Last Updated: February 25, 2016
·
429
· mike hedman

Run configuration matters in PhpStorm

Hi,
Today I learned a painful lesson about running LoopBack from inside of PhpStorm (or probably any IDE). The run configuration asks for a working dir, and a script. I had:

Working Directory: /Users/mike/dev/lb/server
JavaScript File: server.js

And everything appeared to work for me. But it encouraged me to write a bug :(

When I added Bunyan to my server.js file for logging, I added:

if (config.isDev) {
  var spawn = require('child_process').spawn;
  var bunyanCLI = spawn('../node_modules/bunyan/bin/bunyan', ['--color'], { stdio: ['pipe', process.stdout]     
});
  logOptions.stream = bunyanCLI.stdin;
}

The error was the leading ".." in the path. I looked in my file history, and see that I had originally (correctly!) used just '.', but it didn't work when I ran it through PhpStorm, so I then changed it to '..' - which was bad.

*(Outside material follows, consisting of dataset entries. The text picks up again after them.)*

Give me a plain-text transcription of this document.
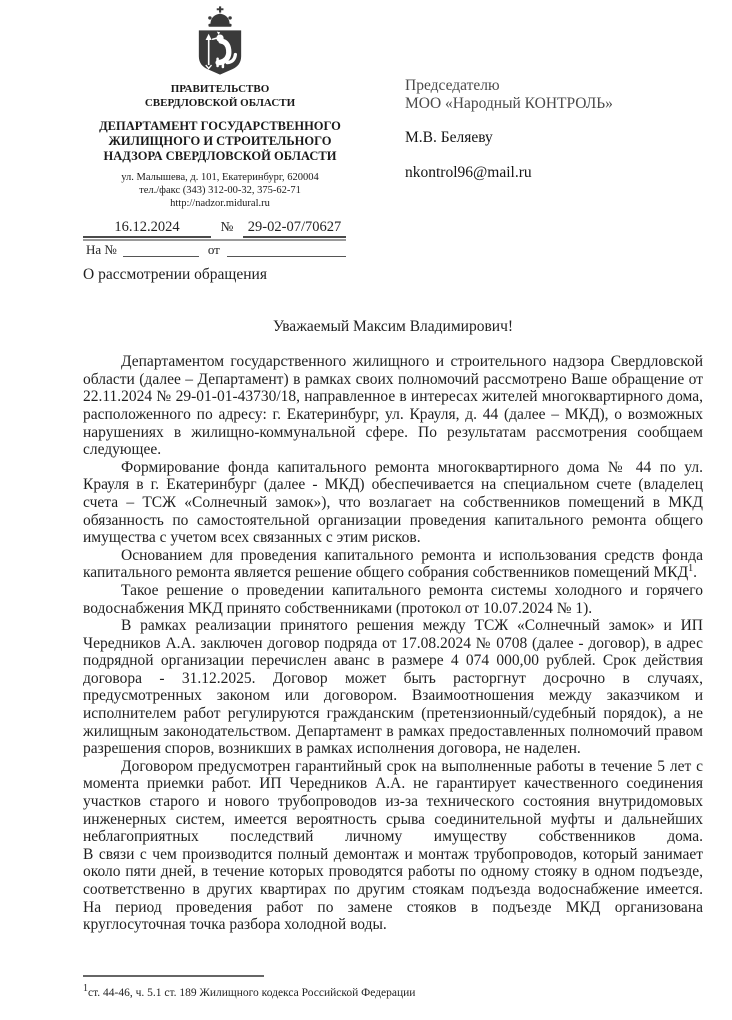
ПРАВИТЕЛЬСТВО
СВЕРДЛОВСКОЙ ОБЛАСТИ
ДЕПАРТАМЕНТ ГОСУДАРСТВЕННОГО
ЖИЛИЩНОГО И СТРОИТЕЛЬНОГО
НАДЗОРА СВЕРДЛОВСКОЙ ОБЛАСТИ
ул. Малышева, д. 101, Екатеринбург, 620004
тел./факс (343) 312-00-32, 375-62-71
http://nadzor.midural.ru
Председателю
МОО «Народный КОНТРОЛЬ»
М.В. Беляеву
nkontrol96@mail.ru
16.12.2024	№ 29-02-07/70627
На №	от
О рассмотрении обращения

Уважаемый Максим Владимирович!

Департаментом государственного жилищного и строительного надзора Свердловской области (далее – Департамент) в рамках своих полномочий рассмотрено Ваше обращение от 22.11.2024 № 29-01-01-43730/18, направленное в интересах жителей многоквартирного дома, расположенного по адресу: г. Екатеринбург, ул. Крауля, д. 44 (далее – МКД), о возможных нарушениях в жилищно-коммунальной сфере. По результатам рассмотрения сообщаем следующее.

Формирование фонда капитального ремонта многоквартирного дома № 44 по ул. Крауля в г. Екатеринбург (далее - МКД) обеспечивается на специальном счете (владелец счета – ТСЖ «Солнечный замок»), что возлагает на собственников помещений в МКД обязанность по самостоятельной организации проведения капитального ремонта общего имущества с учетом всех связанных с этим рисков.

Основанием для проведения капитального ремонта и использования средств фонда капитального ремонта является решение общего собрания собственников помещений МКД$^1$.

Такое решение о проведении капитального ремонта системы холодного и горячего водоснабжения МКД принято собственниками (протокол от 10.07.2024 № 1).

В рамках реализации принятого решения между ТСЖ «Солнечный замок» и ИП Чередников А.А. заключен договор подряда от 17.08.2024 № 0708 (далее - договор), в адрес подрядной организации перечислен аванс в размере 4 074 000,00 рублей. Срок действия договора - 31.12.2025. Договор может быть расторгнут досрочно в случаях, предусмотренных законом или договором. Взаимоотношения между заказчиком и исполнителем работ регулируются гражданским (претензионный/судебный порядок), а не жилищным законодательством. Департамент в рамках предоставленных полномочий правом разрешения споров, возникших в рамках исполнения договора, не наделен.

Договором предусмотрен гарантийный срок на выполненные работы в течение 5 лет с момента приемки работ. ИП Чередников А.А. не гарантирует качественного соединения участков старого и нового трубопроводов из-за технического состояния внутридомовых инженерных систем, имеется вероятность срыва соединительной муфты и дальнейших неблагоприятных последствий личному имуществу собственников дома.

В связи с чем производится полный демонтаж и монтаж трубопроводов, который занимает около пяти дней, в течение которых проводятся работы по одному стояку в одном подъезде, соответственно в других квартирах по другим стоякам подъезда водоснабжение имеется.

На период проведения работ по замене стояков в подъезде МКД организована круглосуточная точка разбора холодной воды.

$^1$ст. 44-46, ч. 5.1 ст. 189 Жилищного кодекса Российской Федерации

When I then went to the console and tried to run the app by typing "slc run" from the root directory, I got the following (not terribly helpful) error:

events.js:72
        throw er; // Unhandled 'error' event
              ^
Error: write EPIPE
    at errnoException (net.js:904:11)
    at Object.afterWrite (net.js:720:19)

So when the current dir was the root, the dot-dot was making it so that the spawn command could not find the bunyan executable. This was masked by always running from the /server directory when using PhpStorm.

The code resolution was to not use a hard coded path:

var bunyanCLI = spawn(path.resolve(__dirname, '../node_modules/bunyan/bin/bunyan'), ['--color'], { stdio: ['pipe', process.stdout] });

But the original "bug" was in my Run Configuration that pushed me into writing the bug in the code. So I've changed the run config to always run from the root dir:

Working Directory: /Users/mike/dev/lb/
JavaScript File: server/server.js

I didn't know you could include a directory path in the JavaScript File item, but you can...and you should.